In trappola. Diciassette ore «ostaggio» dei treni italiani per percorrere neppure 400 chilometri e senza mai arrivare a destinazione. Eppure pensavo di aver pianificato la classica partenza intelligente, considerati i freschi scioperi e il weekend vacanziero, per raggiungere Napoli e prendere parte ai funerali di un caro zio. Vagone letto con partenza da Milano Centrale poco dopo le 23 con arrivo alla stazione partenopea nelle prime ore del mattino.

Nell’era dell’alta velocità, dieci ore sono comunque anacronistiche, ma in assenza di un comodo volo, consideravo le lenzuola di carta un sacrificio accettabile. Ma al risveglio l’incubo ha inizio.
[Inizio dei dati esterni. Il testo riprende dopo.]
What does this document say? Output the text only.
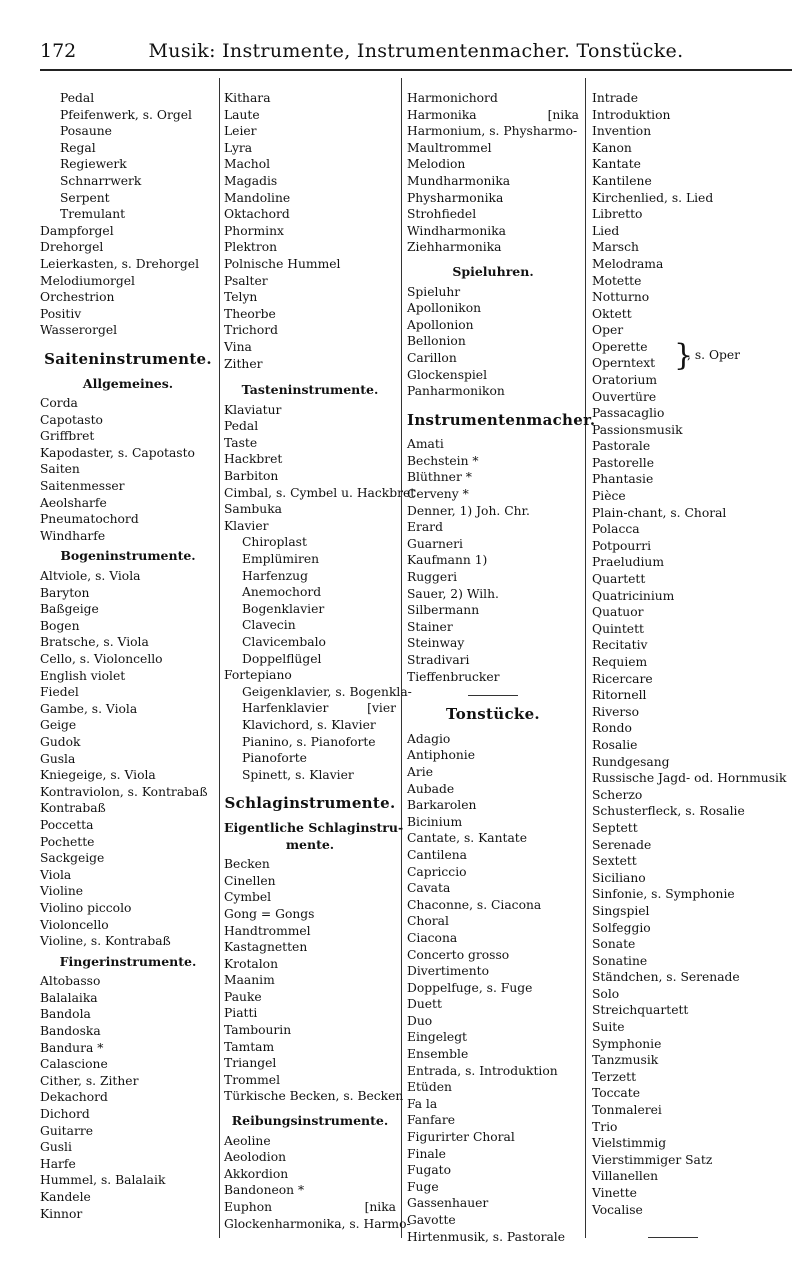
172	Musik: Instrumente, Instrumentenmacher. Tonstücke.
Pedal
Pfeifenwerk, s. Orgel
Posaune
Regal
Regiewerk
Schnarrwerk
Serpent
Tremulant
Dampforgel
Drehorgel
Leierkasten, s. Drehorgel
Melodiumorgel
Orchestrion
Positiv
Wasserorgel
Saiteninstrumente.
Allgemeines.
Corda
Capotasto
Griffbret
Kapodaster, s. Capotasto
Saiten
Saitenmesser
Aeolsharfe
Pneumatochord
Windharfe
Bogeninstrumente.
Altviole, s. Viola
Baryton
Baßgeige
Bogen
Bratsche, s. Viola
Cello, s. Violoncello
English violet
Fiedel
Gambe, s. Viola
Geige
Gudok
Gusla
Kniegeige, s. Viola
Kontraviolon, s. Kontrabaß
Kontrabaß
Poccetta
Pochette
Sackgeige
Viola
Violine
Violino piccolo
Violoncello
Violine, s. Kontrabaß
Fingerinstrumente.
Altobasso
Balalaika
Bandola
Bandoska
Bandura *
Calascione
Cither, s. Zither
Dekachord
Dichord
Guitarre
Gusli
Harfe
Hummel, s. Balalaik
Kandele
Kinnor
Kithara
Laute
Leier
Lyra
Machol
Magadis
Mandoline
Oktachord
Phorminx
Plektron
Polnische Hummel
Psalter
Telyn
Theorbe
Trichord
Vina
Zither
Tasteninstrumente.
Klaviatur
Pedal
Taste
Hackbret
Barbiton
Cimbal, s. Cymbel u. Hackbret
Sambuka
Klavier
Chiroplast
Emplümiren
Harfenzug
Anemochord
Bogenklavier
Clavecin
Clavicembalo
Doppelflügel
Fortepiano
Geigenklavier, s. Bogenkla-
Harfenklavier
Klavichord, s. Klavier
Pianino, s. Pianoforte
Pianoforte
Spinett, s. Klavier
[vier
Schlaginstrumente.
Eigentliche Schlaginstru-
mente.
Becken
Cinellen
Cymbel
Gong = Gongs
Handtrommel
Kastagnetten
Krotalon
Maanim
Pauke
Piatti
Tambourin
Tamtam
Triangel
Trommel
Türkische Becken, s. Becken
Reibungsinstrumente.
Aeoline
Aeolodion
Akkordion
Bandoneon *
Euphon
Glockenharmonika, s. Harmo-
[nika
Harmonichord
Harmonika
Harmonium, s. Physharmo-
Maultrommel
Melodion
Mundharmonika
Physharmonika
Strohfiedel
Windharmonika
Ziehharmonika
[nika
Spieluhren.
Spieluhr
Apollonikon
Apollonion
Bellonion
Carillon
Glockenspiel
Panharmonikon
Instrumentenmacher.
Amati
Bechstein *
Blüthner *
Cerveny *
Denner, 1) Joh. Chr.
Erard
Guarneri
Kaufmann 1)
Ruggeri
Sauer, 2) Wilh.
Silbermann
Stainer
Steinway
Stradivari
Tieffenbrucker
Tonstücke.
Adagio
Antiphonie
Arie
Aubade
Barkarolen
Bicinium
Cantate, s. Kantate
Cantilena
Capriccio
Cavata
Chaconne, s. Ciacona
Choral
Ciacona
Concerto grosso
Divertimento
Doppelfuge, s. Fuge
Duett
Duo
Eingelegt
Ensemble
Entrada, s. Introduktion
Etüden
Fa la
Fanfare
Figurirter Choral
Finale
Fugato
Fuge
Gassenhauer
Gavotte
Hirtenmusik, s. Pastorale
Intrade
Introduktion
Invention
Kanon
Kantate
Kantilene
Kirchenlied, s. Lied
Libretto
Lied
Marsch
Melodrama
Motette
Notturno
Oktett
Oper
Operette
Operntext }
, s. Oper
Oratorium
Ouvertüre
Passacaglio
Passionsmusik
Pastorale
Pastorelle
Phantasie
Pièce
Plain-chant, s. Choral
Polacca
Potpourri
Praeludium
Quartett
Quatricinium
Quatuor
Quintett
Recitativ
Requiem
Ricercare
Ritornell
Riverso
Rondo
Rosalie
Rundgesang
Russische Jagd- od. Hornmusik
Scherzo
Schusterfleck, s. Rosalie
Septett
Serenade
Sextett
Siciliano
Sinfonie, s. Symphonie
Singspiel
Solfeggio
Sonate
Sonatine
Ständchen, s. Serenade
Solo
Streichquartett
Suite
Symphonie
Tanzmusik
Terzett
Toccate
Tonmalerei
Trio
Vielstimmig
Vierstimmiger Satz
Villanellen
Vinette
Vocalise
È appena passata l’alba e mi accorgo che il convoglio è fermo da tempo nella stazione di Chiusi. Chiedo lumi al capotreno che mi informa di un incendio alla stazione Tiburtina e che il treno ha già accumulato un’ora di ritardo. Mi consolo pensando che il funerale è fissato per mezzogiorno e mezza e dunque ho tutto il tempo per raggiungere Napoli.

Mentre trascorre un’altra ora, domando come mai basta un incidente a una stazione romana per spezzare in due lo Stivale ferroviario senza che esistano soluzioni di emergenza o linee alternative. Finalmente si riparte ma l’illusione dura poco. Nuovo stop questa volta ad Orvieto, altra rinomata località medievale.
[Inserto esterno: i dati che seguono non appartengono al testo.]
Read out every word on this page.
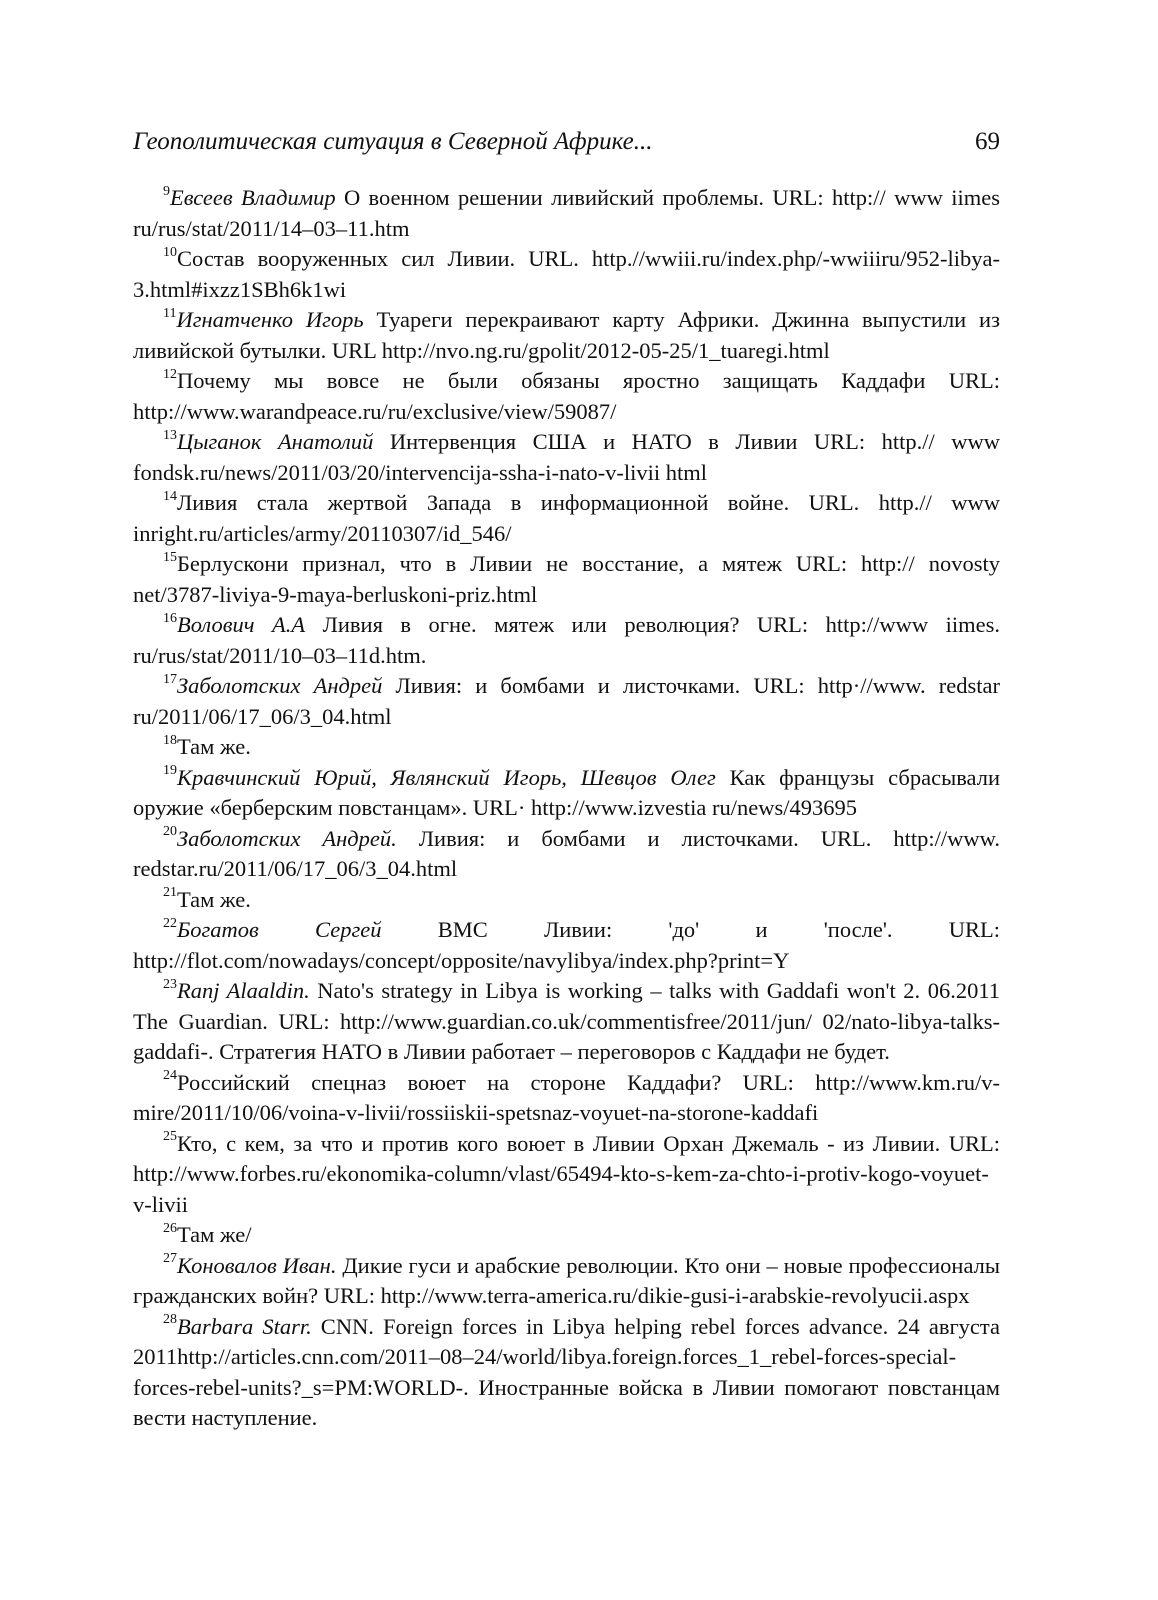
Геополитическая ситуация в Северной Африке...	69

$^9$Евсеев Владимир О военном решении ливийский проблемы. URL: http:// www iimes ru/rus/stat/2011/14–03–11.htm

$^{10}$Состав вооруженных сил Ливии. URL. http.//wwiii.ru/index.php/-wwiiiru/952-libya-3.html#ixzz1SBh6k1wi

$^{11}$Игнатченко Игорь Туареги перекраивают карту Африки. Джинна выпустили из ливийской бутылки. URL http://nvo.ng.ru/gpolit/2012-05-25/1_tuaregi.html

$^{12}$Почему мы вовсе не были обязаны яростно защищать Каддафи URL: http://www.warandpeace.ru/ru/exclusive/view/59087/

$^{13}$Цыганок Анатолий Интервенция США и НАТО в Ливии URL: http.// www fondsk.ru/news/2011/03/20/intervencija-ssha-i-nato-v-livii html

$^{14}$Ливия стала жертвой Запада в информационной войне. URL. http.// www inright.ru/articles/army/20110307/id_546/

$^{15}$Берлускони признал, что в Ливии не восстание, а мятеж URL: http:// novosty net/3787-liviya-9-maya-berluskoni-priz.html

$^{16}$Волович А.А Ливия в огне. мятеж или революция? URL: http://www iimes. ru/rus/stat/2011/10–03–11d.htm.

$^{17}$Заболотских Андрей Ливия: и бомбами и листочками. URL: http·//www. redstar ru/2011/06/17_06/3_04.html

$^{18}$Там же.

$^{19}$Кравчинский Юрий, Являнский Игорь, Шевцов Олег Как французы сбрасывали оружие «берберским повстанцам». URL· http://www.izvestia ru/news/493695

$^{20}$Заболотских Андрей. Ливия: и бомбами и листочками. URL. http://www. redstar.ru/2011/06/17_06/3_04.html

$^{21}$Там же.

$^{22}$Богатов Сергей ВМС Ливии: 'до' и 'после'. URL: http://flot.com/nowadays/concept/opposite/navylibya/index.php?print=Y

$^{23}$Ranj Alaaldin. Nato's strategy in Libya is working – talks with Gaddafi won't 2. 06.2011 The Guardian. URL: http://www.guardian.co.uk/commentisfree/2011/jun/ 02/nato-libya-talks-gaddafi-. Стратегия НАТО в Ливии работает – переговоров с Каддафи не будет.

$^{24}$Российский спецназ воюет на стороне Каддафи? URL: http://www.km.ru/v-mire/2011/10/06/voina-v-livii/rossiiskii-spetsnaz-voyuet-na-storone-kaddafi

$^{25}$Кто, с кем, за что и против кого воюет в Ливии Орхан Джемаль - из Ливии. URL: http://www.forbes.ru/ekonomika-column/vlast/65494-kto-s-kem-za-chto-i-protiv-kogo-voyuet-v-livii

$^{26}$Там же/

$^{27}$Коновалов Иван. Дикие гуси и арабские революции. Кто они – новые профессионалы гражданских войн? URL: http://www.terra-america.ru/dikie-gusi-i-arabskie-revolyucii.aspx

$^{28}$Barbara Starr. CNN. Foreign forces in Libya helping rebel forces advance. 24 августа 2011http://articles.cnn.com/2011–08–24/world/libya.foreign.forces_1_rebel-forces-special-forces-rebel-units?_s=PM:WORLD-. Иностранные войска в Ливии помогают повстанцам вести наступление.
Ormai sono quasi le dieci e in me si fa strada la certezza che a Napoli non arriverò mai in tempo e forse neppure a Roma dove contavo di saltare sul primo frecciarossa. Ma anche gli eurostar, mi dicono, sono in ritardo di oltre un’ora, perché anche nell’era dell’alta velocità funziona in questi casi un solo binario per tutti.
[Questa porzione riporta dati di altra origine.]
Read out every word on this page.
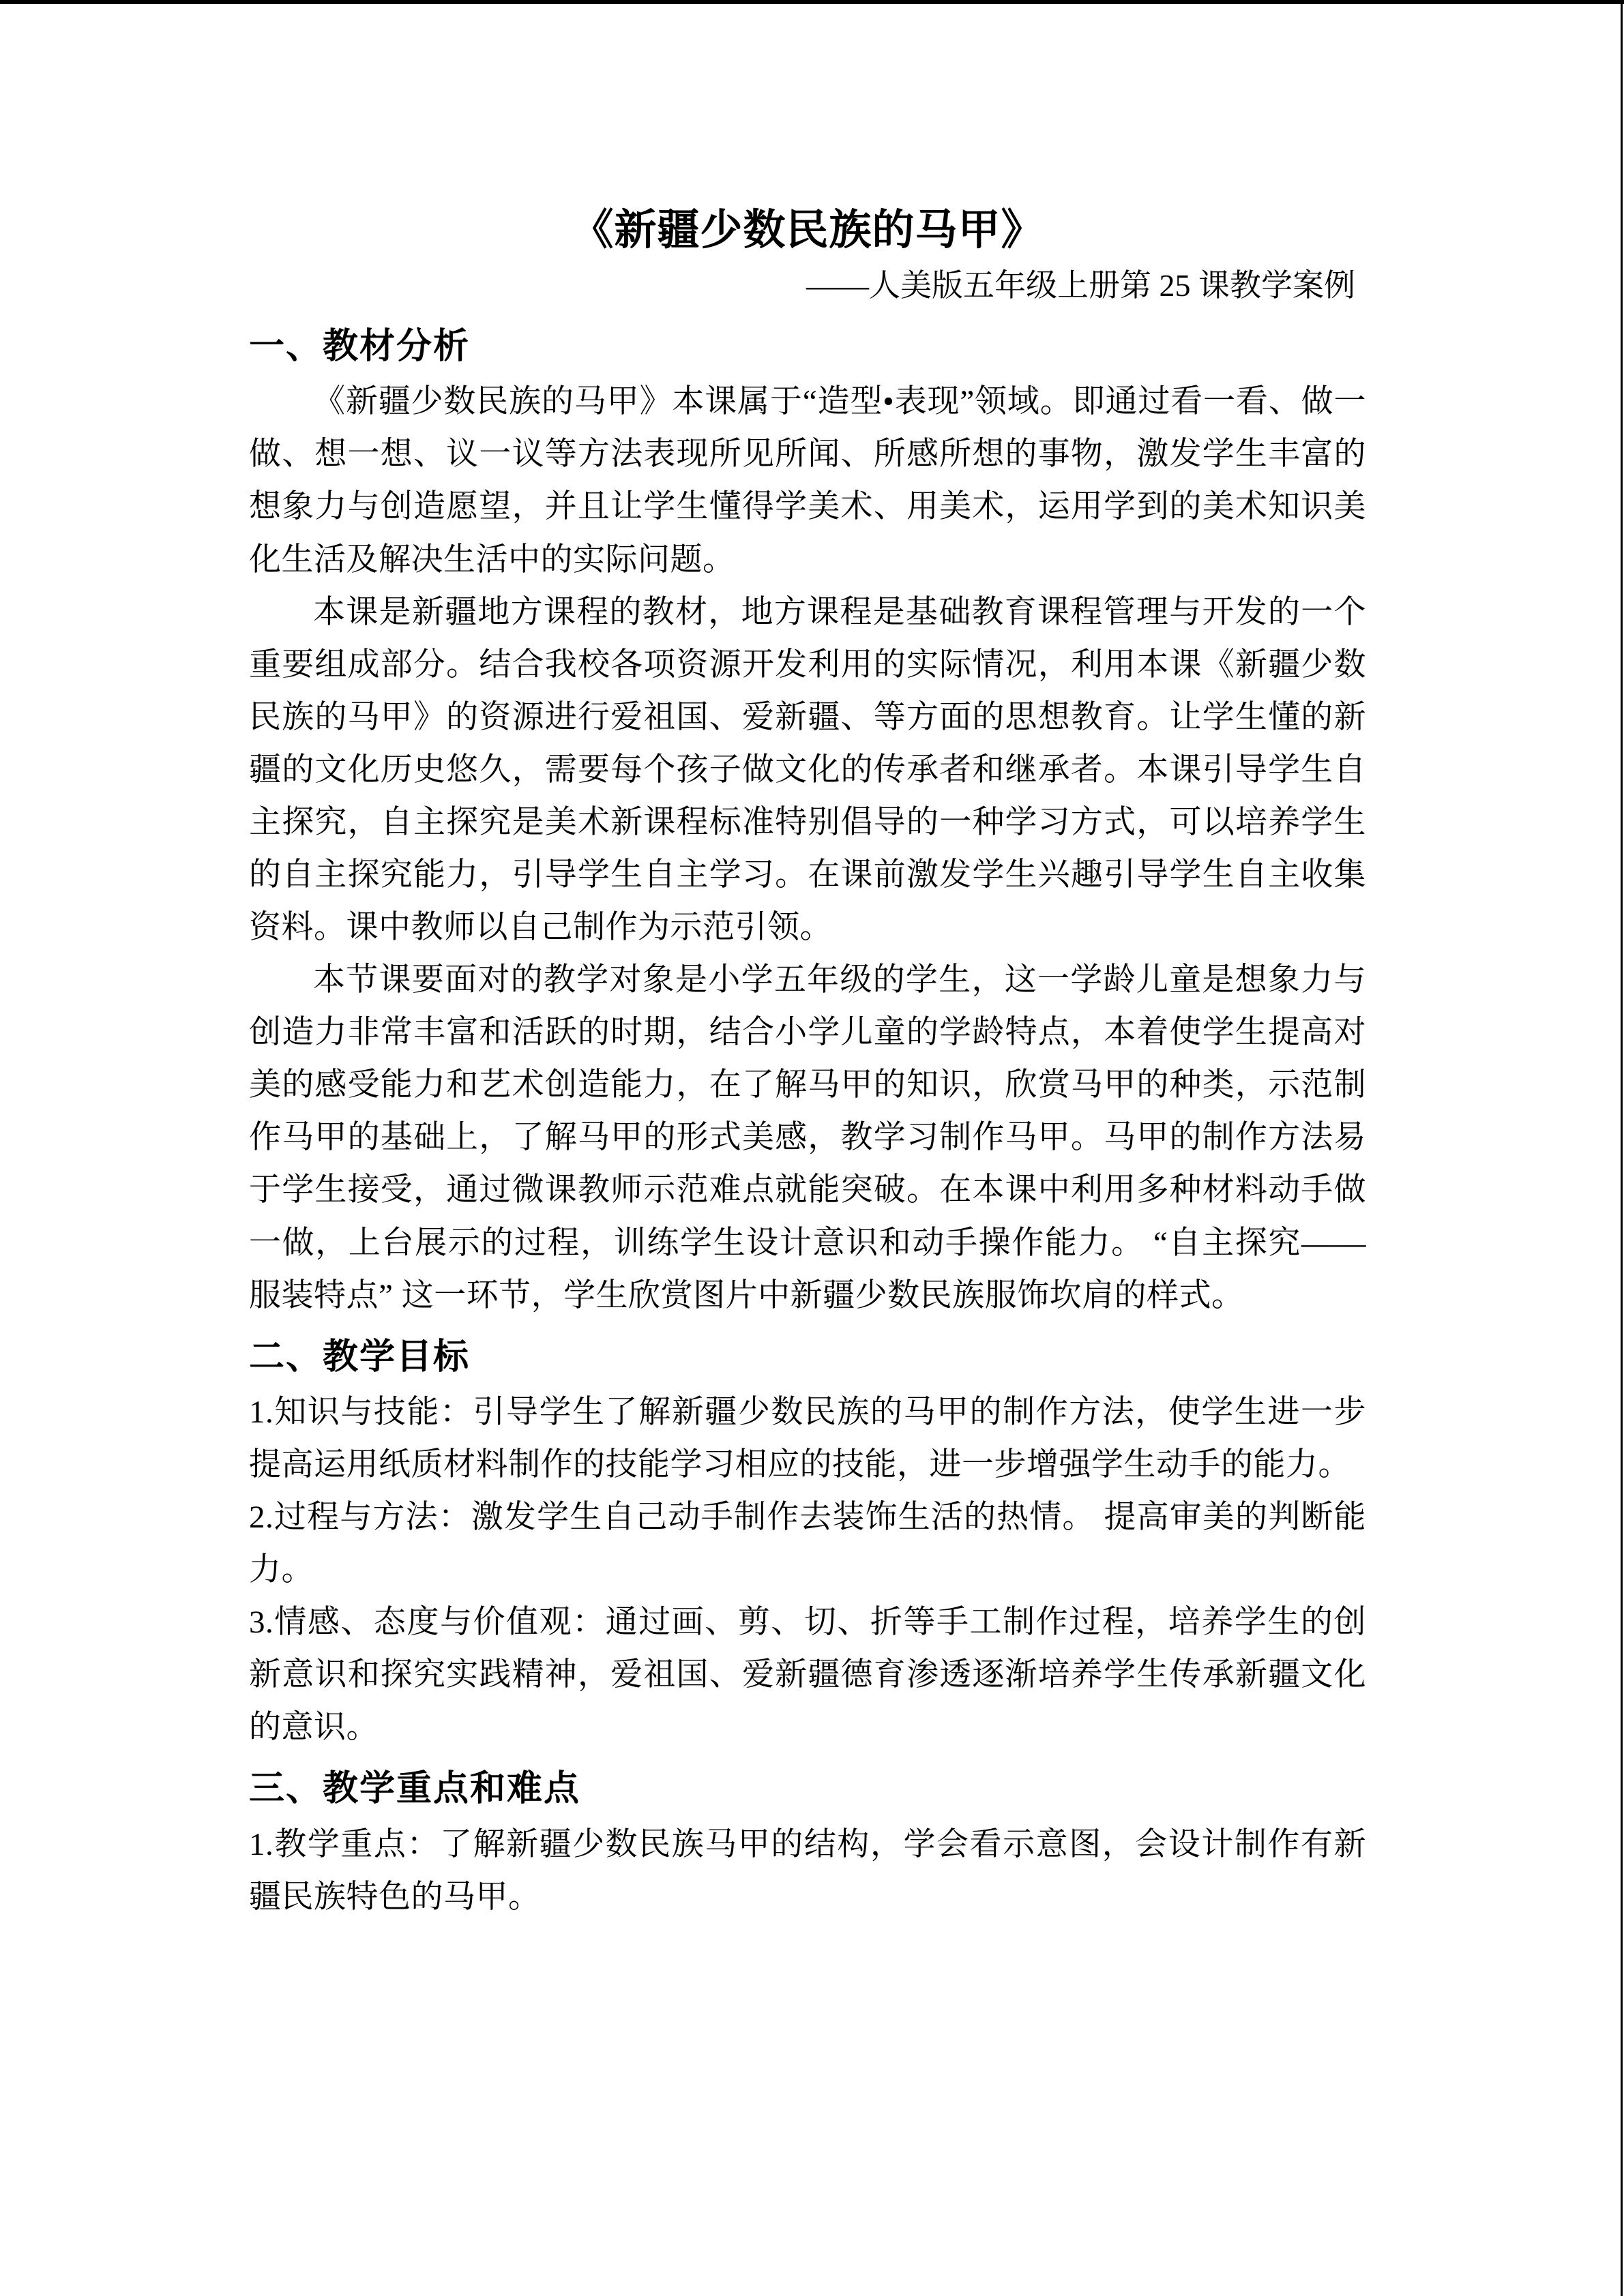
《新疆少数民族的马甲》
——人美版五年级上册第 25 课教学案例
一、教材分析

《新疆少数民族的马甲》本课属于“造型•表现”领域。即通过看一看、做一做、想一想、议一议等方法表现所见所闻、所感所想的事物，激发学生丰富的想象力与创造愿望，并且让学生懂得学美术、用美术，运用学到的美术知识美化生活及解决生活中的实际问题。

本课是新疆地方课程的教材，地方课程是基础教育课程管理与开发的一个重要组成部分。结合我校各项资源开发利用的实际情况，利用本课《新疆少数民族的马甲》的资源进行爱祖国、爱新疆、等方面的思想教育。让学生懂的新疆的文化历史悠久，需要每个孩子做文化的传承者和继承者。本课引导学生自主探究，自主探究是美术新课程标准特别倡导的一种学习方式，可以培养学生的自主探究能力，引导学生自主学习。在课前激发学生兴趣引导学生自主收集资料。课中教师以自己制作为示范引领。

本节课要面对的教学对象是小学五年级的学生，这一学龄儿童是想象力与创造力非常丰富和活跃的时期，结合小学儿童的学龄特点，本着使学生提高对美的感受能力和艺术创造能力，在了解马甲的知识，欣赏马甲的种类，示范制作马甲的基础上，了解马甲的形式美感，教学习制作马甲。马甲的制作方法易于学生接受，通过微课教师示范难点就能突破。在本课中利用多种材料动手做一做，上台展示的过程，训练学生设计意识和动手操作能力。 “自主探究——服装特点” 这一环节，学生欣赏图片中新疆少数民族服饰坎肩的样式。

二、教学目标

1.知识与技能：引导学生了解新疆少数民族的马甲的制作方法，使学生进一步提高运用纸质材料制作的技能学习相应的技能，进一步增强学生动手的能力。

2.过程与方法：激发学生自己动手制作去装饰生活的热情。 提高审美的判断能力。

3.情感、态度与价值观：通过画、剪、切、折等手工制作过程，培养学生的创新意识和探究实践精神，爱祖国、爱新疆德育渗透逐渐培养学生传承新疆文化的意识。

三、教学重点和难点

1.教学重点：了解新疆少数民族马甲的结构，学会看示意图，会设计制作有新疆民族特色的马甲。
La rabbia si mescola alla rassegnazione e, dopo ormai quasi 12 ore, mi rassegno a scendere dal treno per tornare indietro, al nord. Fosse facile. La banchina della stazione di Orvieto, da cui intravedo ridenti colline che non mi consolano, è popolata di fantasmi che in tutte le lingue chiedono lumi per raggiungere le destinazioni più disparate, mentre l’altoparlante annuncia treni soppressi e ritardi mai inferiori ai 100 minuti.

Passerà un’altra ora prima che riesca a inforcare un regionale in direzione Firenze che mi offre un’istruttiva panoramica dei comuni della provincia toscana: Chiusi (ancora!), Terontola, Camucia, Castiglion Fiorentino, Montevarchi e via di questo passo. Sbarco alla stazione di Santa Maria Novella intorno alle 14.30 dove finalmente, ormai lontano dall’epicentro del «sisma», spero di infilarmi nel primo frecciarossa o frecciabianca o di qualsiasi altro colore purchè mi consenta di uscire dall’odissea ferroviaria.

Alla stazione mi accoglie una bolgia dantesca in attesa (inutile) degli eurostar che provengono dalla caput mundi. Ma sul display nessun treno al binario, soltanto ritardi a tre cifre. Finalmente alle 15.

30 compare il muso dell’eurostar, ovviamente preso d’assalto in una totale anarchia di biglietti. Il controllore (napoletano) fa finta di niente. Almeno questo, penso. Finalmente, alle 17, termino il mio giro di mezz’Italia in 17 ore. Faccio il conto che sarei arrivato a Tokyo.